Deux siècles plus tard, Philippe Calvario offre un vent de modernité à Marie Tudor de Victor Hugo. Dans une mise en scène entraînante et une scénographie rock and roll, il n’entache en rien le propos de ce drame du 19e et rend hommage à son intemporalité. Le public du Théâtre de la Pépinière se prépare alors à une aventure poignante et émouvante celle d’une errance amoureuse pleine de surprises.
Apparaît Marie Tudor, reine d’Angleterre qui oscilla entre raison d’état et passion dévorante. Figure centrale de cette histoire d’amour et de trahisons. Un amour inconditionnel malgré les tromperies et les mensonges. L’amour est toujours présent, il persiste et creuse des sillons innombrables à l’intérieur des corps. Peu à peu, la figure d’état s’effacera pour ne montrer que la femme éperdue, qui sans amour, s’éteindrait et sombrerait. Cet amour, cet amant, ce Fabiano Fabiani haï de tous est sa raison de vivre, celui qui l’anime. Mais il est aussi le traître qui a osé l’offenser et dont la Cour et le peuple veulent voir tomber la tête. Autour de ce duo, se mêleront d’autres intrigues et conspirations qui n’auront pas d’autres moteurs que l’amour et la vengeance.

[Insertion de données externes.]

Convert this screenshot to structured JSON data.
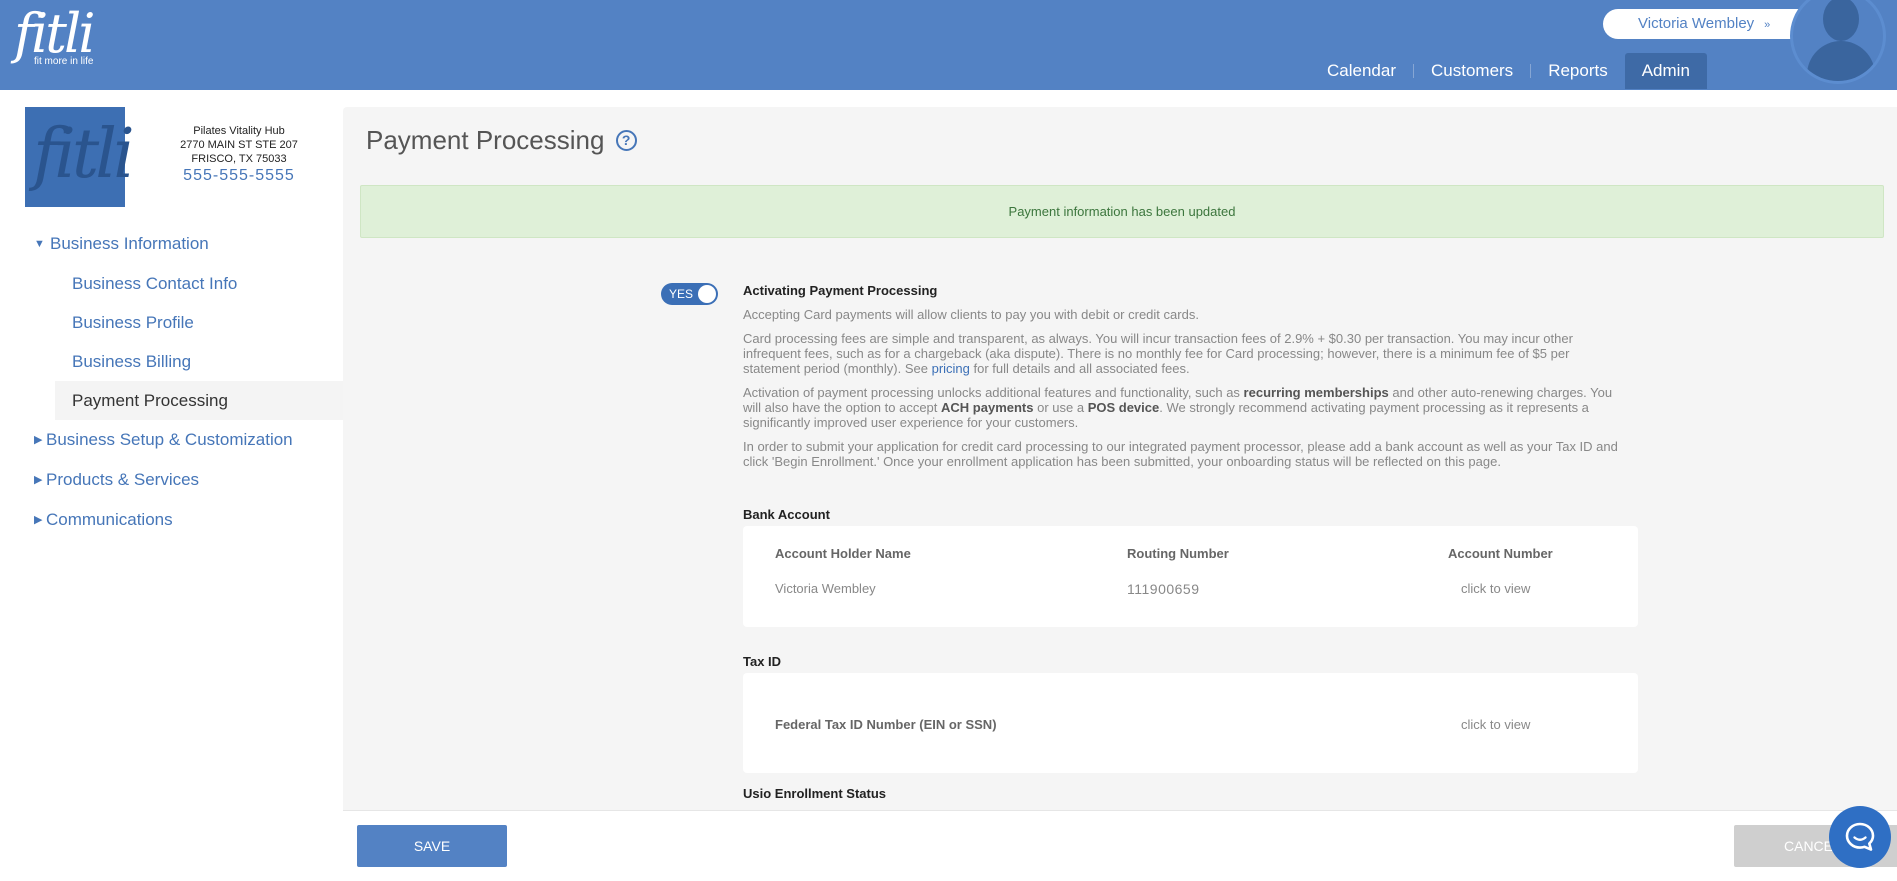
{
  "header": {
    "logo_word": "fitli",
    "logo_tagline": "fit more in life",
    "user_name": "Victoria Wembley",
    "user_chevron": "»",
    "nav": [
      "Calendar",
      "Customers",
      "Reports",
      "Admin"
    ],
    "active_nav": "Admin",
    "brand_color": "#5382c4"
  },
  "business": {
    "logo_word": "fitli",
    "name": "Pilates Vitality Hub",
    "address1": "2770 MAIN ST STE 207",
    "address2": "FRISCO, TX 75033",
    "phone": "555-555-5555"
  },
  "sidebar": {
    "sections": [
      {
        "label": "Business Information",
        "expanded": true
      },
      {
        "label": "Business Setup & Customization",
        "expanded": false
      },
      {
        "label": "Products & Services",
        "expanded": false
      },
      {
        "label": "Communications",
        "expanded": false
      }
    ],
    "sub_items": [
      "Business Contact Info",
      "Business Profile",
      "Business Billing",
      "Payment Processing"
    ],
    "active_item": "Payment Processing"
  },
  "main": {
    "title": "Payment Processing",
    "help_glyph": "?",
    "alert": "Payment information has been updated",
    "toggle_label": "YES",
    "toggle_on": true,
    "heading": "Activating Payment Processing",
    "p1": "Accepting Card payments will allow clients to pay you with debit or credit cards.",
    "p2_a": "Card processing fees are simple and transparent, as always. You will incur transaction fees of 2.9% + $0.30 per transaction. You may incur other infrequent fees, such as for a chargeback (aka dispute). There is no monthly fee for Card processing; however, there is a minimum fee of $5 per statement period (monthly). See ",
    "p2_link": "pricing",
    "p2_b": " for full details and all associated fees.",
    "p3_a": "Activation of payment processing unlocks additional features and functionality, such as ",
    "p3_b1": "recurring memberships",
    "p3_c": " and other auto-renewing charges. You will also have the option to accept ",
    "p3_b2": "ACH payments",
    "p3_d": " or use a ",
    "p3_b3": "POS device",
    "p3_e": ". We strongly recommend activating payment processing as it represents a significantly improved user experience for your customers.",
    "p4": "In order to submit your application for credit card processing to our integrated payment processor, please add a bank account as well as your Tax ID and click 'Begin Enrollment.' Once your enrollment application has been submitted, your onboarding status will be reflected on this page.",
    "bank_label": "Bank Account",
    "bank": {
      "holder_header": "Account Holder Name",
      "routing_header": "Routing Number",
      "account_header": "Account Number",
      "holder_value": "Victoria Wembley",
      "routing_value": "111900659",
      "account_value": "click to view"
    },
    "tax_label": "Tax ID",
    "tax": {
      "header": "Federal Tax ID Number (EIN or SSN)",
      "value": "click to view"
    },
    "enrollment_label": "Usio Enrollment Status"
  },
  "footer": {
    "save": "SAVE",
    "cancel": "CANCEL"
  }
}
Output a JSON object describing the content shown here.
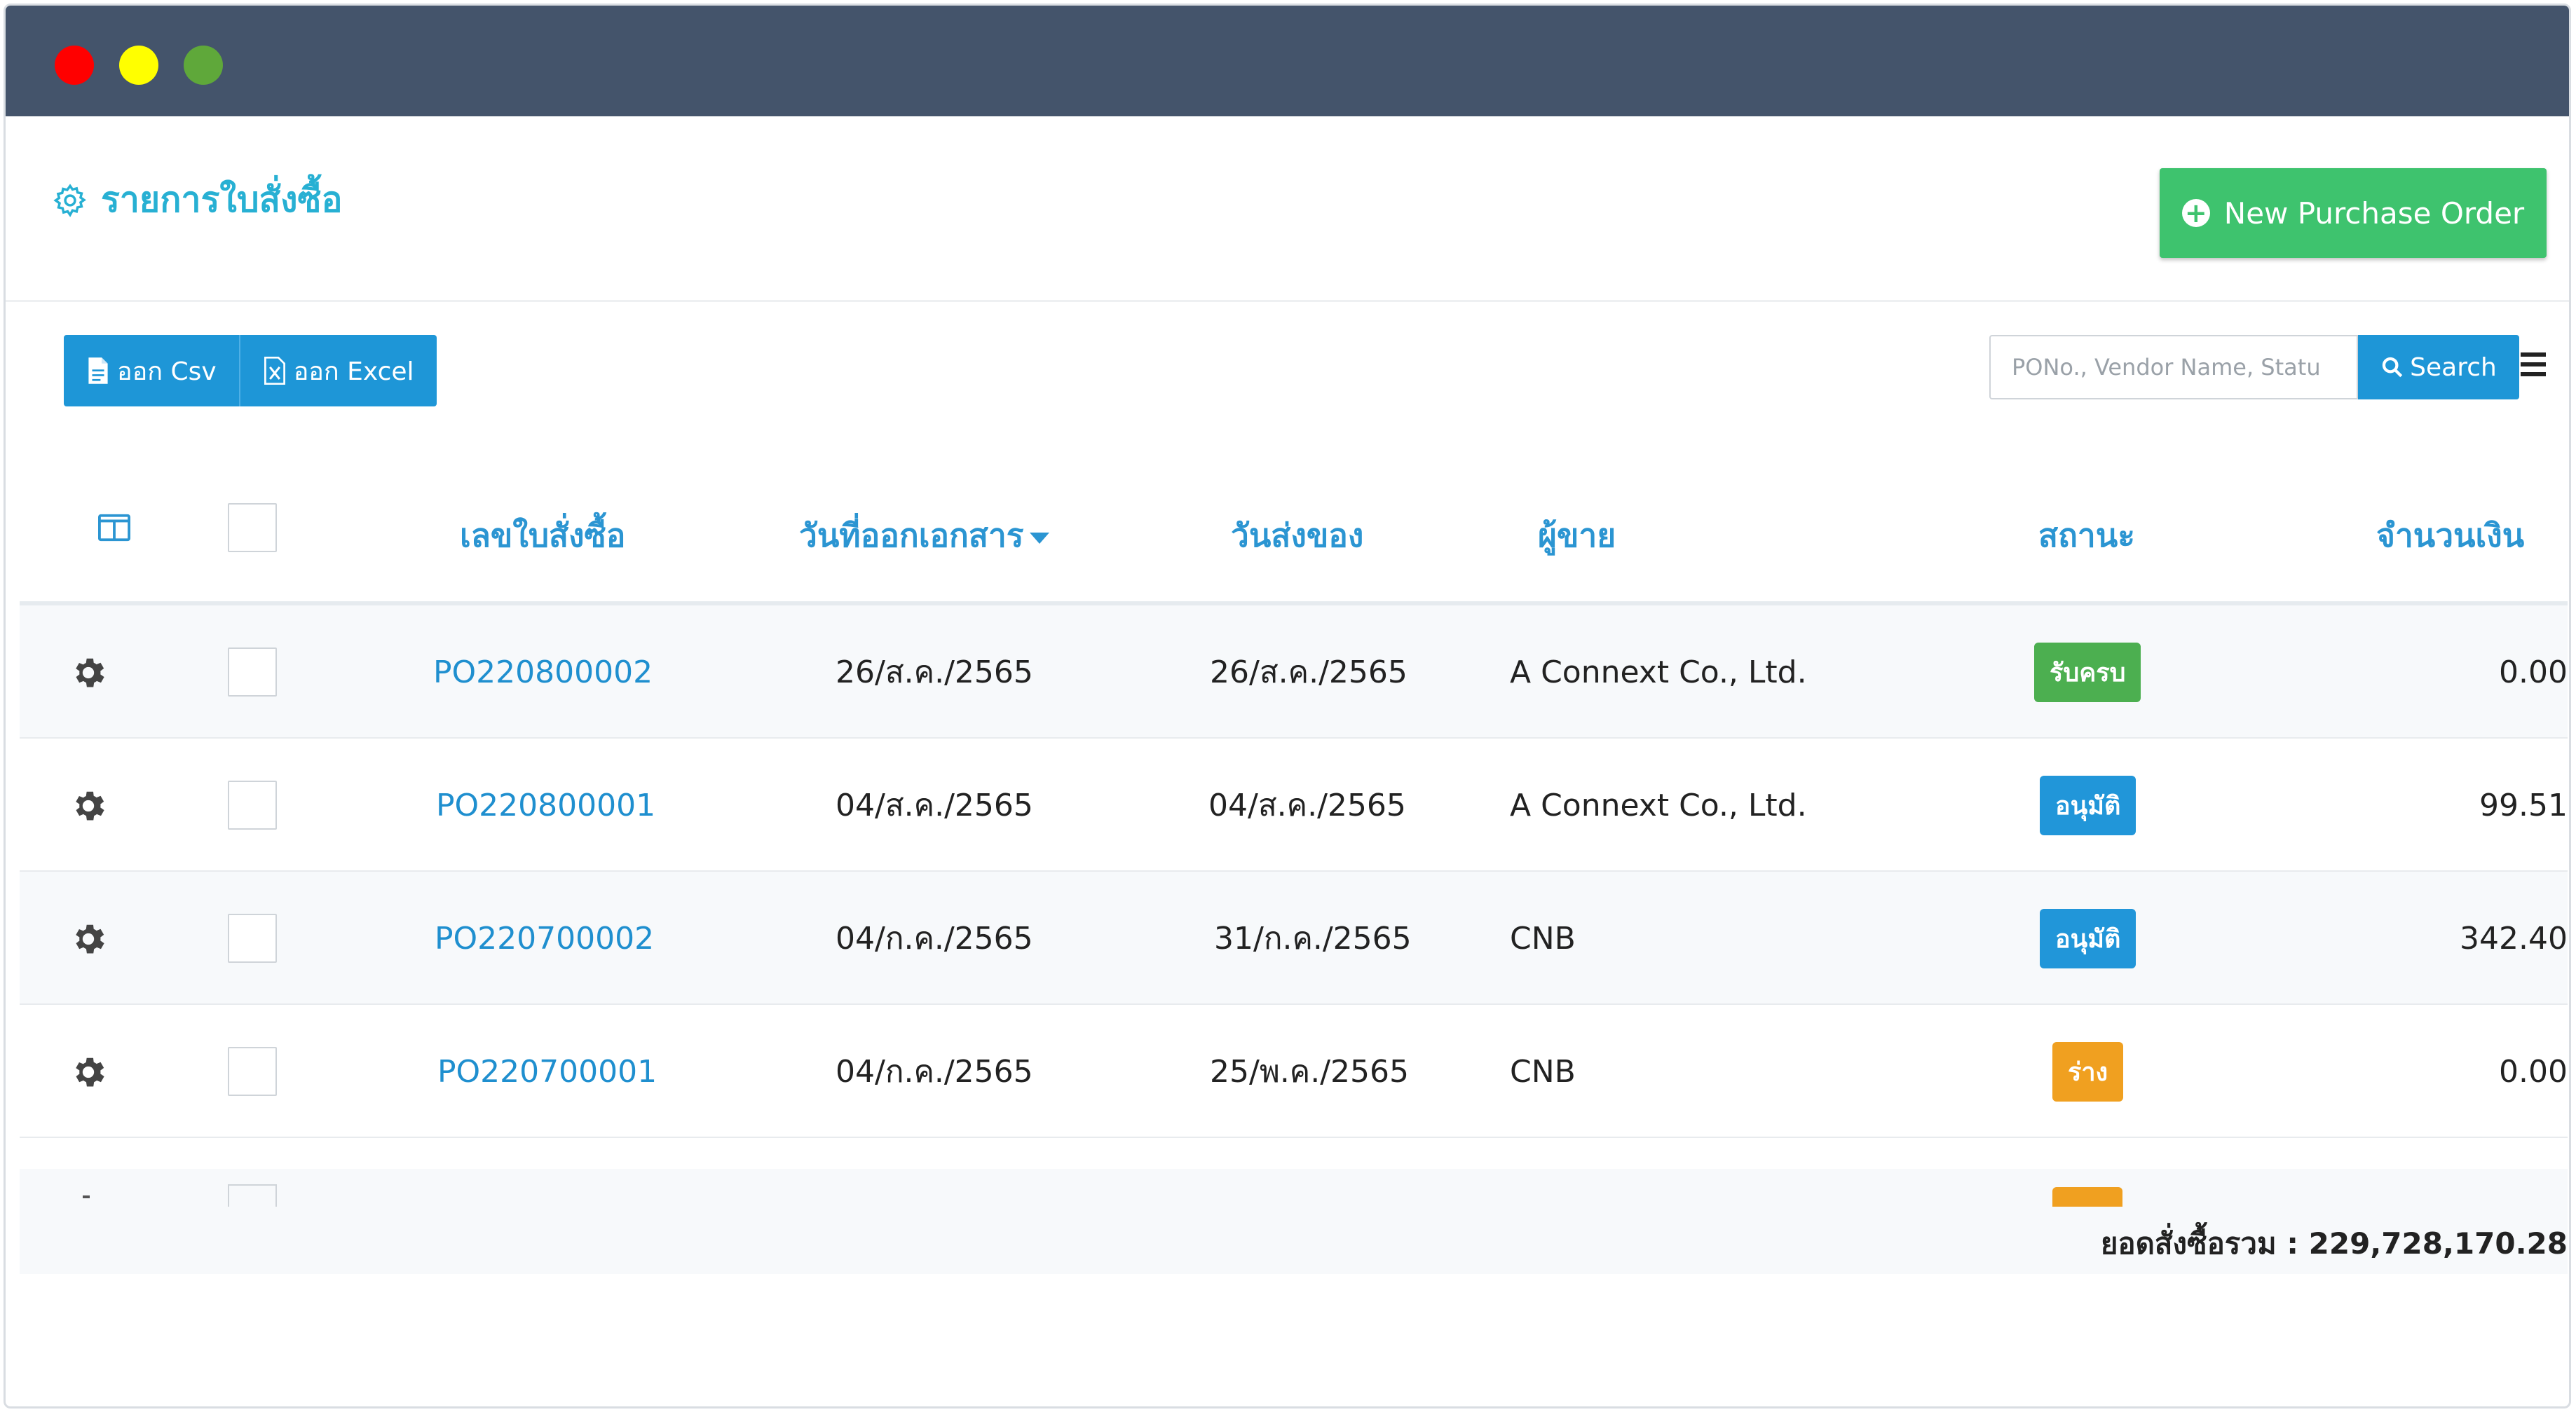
{
  "window": {
    "dots": [
      "red",
      "yellow",
      "green"
    ]
  },
  "header": {
    "title": "รายการใบสั่งซื้อ",
    "title_icon": "gear-outline-icon",
    "new_button": "New Purchase Order"
  },
  "toolbar": {
    "export_csv": "ออก Csv",
    "export_excel": "ออก Excel",
    "search_placeholder": "PONo., Vendor Name, Statu",
    "search_label": "Search"
  },
  "table": {
    "columns": [
      "เลขใบสั่งซื้อ",
      "วันที่ออกเอกสาร",
      "วันส่งของ",
      "ผู้ขาย",
      "สถานะ",
      "จำนวนเงิน"
    ],
    "sort_column": "วันที่ออกเอกสาร",
    "rows": [
      {
        "po": "PO220800002",
        "issue_date": "26/ส.ค./2565",
        "delivery_date": "26/ส.ค./2565",
        "vendor": "A Connext Co., Ltd.",
        "status": "รับครบ",
        "status_color": "#4caf50",
        "amount": "0.00"
      },
      {
        "po": "PO220800001",
        "issue_date": "04/ส.ค./2565",
        "delivery_date": "04/ส.ค./2565",
        "vendor": "A Connext Co., Ltd.",
        "status": "อนุมัติ",
        "status_color": "#2196d9",
        "amount": "99.51"
      },
      {
        "po": "PO220700002",
        "issue_date": "04/ก.ค./2565",
        "delivery_date": "31/ก.ค./2565",
        "vendor": "CNB",
        "status": "อนุมัติ",
        "status_color": "#2196d9",
        "amount": "342.40"
      },
      {
        "po": "PO220700001",
        "issue_date": "04/ก.ค./2565",
        "delivery_date": "25/พ.ค./2565",
        "vendor": "CNB",
        "status": "ร่าง",
        "status_color": "#f0a020",
        "amount": "0.00"
      }
    ],
    "total": "ยอดสั่งซื้อรวม : 229,728,170.28"
  },
  "colors": {
    "accent": "#27b0d3",
    "primary": "#1e96d7",
    "success": "#3ec36e",
    "titlebar": "#44546b"
  }
}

Quel sera l’écart entre le cœur et le rang? Une reine peut-elle se rendre insensible et résistante à ses désirs afin d’honorer sa couronne? Que vaut son pouvoir personnel face à celui de l’Etat? Hors du château, le pardon est-il envisageable pour la promise qui a commis l’impureté? L’amour, ce sentiment universel sans foi ni loi, triomphera-t-il de tout?
Toutes ces interrogations trouveront leur cheminement à travers douze comédiens splendides d’investissement, de fougue et de passion. Ils font rayonner Victor Hugo et atteignent, comme celui-ci le souhaitait: « Le grand et le vrai, le grand dans le vrai, le vrai dans le grand ». Cristiana Reali bouleversante de facettes a su pourvoir la reine d’un aspect manipulateur, mijauré et cynique, presque capricieux, allié à un romantisme sans faille. Une reine sûrement plus tendre et davantage libérée que la véritable reine, dans laquelle demeure une femme qui brûle d’amour et d’envies folles. Une femme perdue et incapable d’exister sans la passion et le regard de l’autre. Cet autre interprété par Jean-Philippe Ricci, fascinant de fougue et de charisme animal. L’amant et le traître idéal se rencontrent sous cette carrure intrépide. Il incarne à merveille ce Don Juan charmeur et inébranlable, cet audacieux qui fait tourner la tête de toutes celles qui le croisent. Saluons également tous les autres comédiens qui constituent une belle fresque humaine et historique, pleine d’ardeur.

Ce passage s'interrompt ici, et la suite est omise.